El experimento fue una prueba más del concepto, explicaron los investigadores, para mostrar que al imitar el proceso humano de masticar y probar, los robots finalmente podrán juzgar qué tan apetitosa es la comida en tiempo real y podrán adaptarla. al gusto individual, lo que los convierte en cocineros mucho mejores y más confiables.
“Cuando un robot aprende a cocinar, como cualquier otro cocinero, necesita indicaciones de qué tan bien lo ha hecho”, dijo Abdullali. "Queremos que los robots entiendan el concepto de sabor, lo que los hará mejores cocineros. En nuestro experimento, el robot puede para "ver" la diferencia en los alimentos mientras mastica, lo que mejora su capacidad para saborear ".
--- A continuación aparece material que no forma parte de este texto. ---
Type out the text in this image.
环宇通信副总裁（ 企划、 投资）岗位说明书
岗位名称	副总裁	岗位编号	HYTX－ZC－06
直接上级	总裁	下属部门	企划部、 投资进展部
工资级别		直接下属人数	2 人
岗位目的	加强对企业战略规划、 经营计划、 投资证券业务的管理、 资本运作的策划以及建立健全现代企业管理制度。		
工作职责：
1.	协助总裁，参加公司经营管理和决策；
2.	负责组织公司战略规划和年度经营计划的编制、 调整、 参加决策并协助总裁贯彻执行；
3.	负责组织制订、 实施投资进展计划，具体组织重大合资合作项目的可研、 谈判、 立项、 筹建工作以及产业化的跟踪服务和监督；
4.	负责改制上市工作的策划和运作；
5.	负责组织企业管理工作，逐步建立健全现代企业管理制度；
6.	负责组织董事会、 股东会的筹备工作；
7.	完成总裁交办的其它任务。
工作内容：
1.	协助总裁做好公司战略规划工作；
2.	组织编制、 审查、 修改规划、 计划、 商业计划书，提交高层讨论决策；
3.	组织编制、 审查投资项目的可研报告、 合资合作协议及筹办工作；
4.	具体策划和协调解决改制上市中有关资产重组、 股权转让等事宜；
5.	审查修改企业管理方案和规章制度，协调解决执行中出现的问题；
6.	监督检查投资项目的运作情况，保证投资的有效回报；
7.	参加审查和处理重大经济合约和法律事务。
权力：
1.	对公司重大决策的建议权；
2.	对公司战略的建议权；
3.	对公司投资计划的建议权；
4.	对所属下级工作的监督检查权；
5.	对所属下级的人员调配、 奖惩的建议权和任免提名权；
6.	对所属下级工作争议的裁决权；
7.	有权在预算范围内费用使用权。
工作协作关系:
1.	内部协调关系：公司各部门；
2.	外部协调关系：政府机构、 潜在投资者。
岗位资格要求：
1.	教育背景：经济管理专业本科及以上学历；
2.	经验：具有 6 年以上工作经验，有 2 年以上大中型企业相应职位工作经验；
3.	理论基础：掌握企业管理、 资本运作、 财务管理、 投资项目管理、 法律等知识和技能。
Como fabricante de electrodomésticos, Beko tiene un gran interés en mejorar las habilidades de los robots como cocineros. La compañía prevé que los chefs robot desempeñen un "papel importante" en los hogares ocupados o asistidos en el futuro, razón por la cual colaboraron en el proyecto.
En el futuro, los investigadores quieren mejorar la sensibilidad al sabor del robot y agregar más sabores a su repertorio (como "dulce" o "grasoso") para expandir sus capacidades como chef.
En la revista se publicó el artículo "Clasificación de platos con muchos ingredientes para cocina robótica, basada en el sabor, con masticación mejorada". Límites en robótica e IA.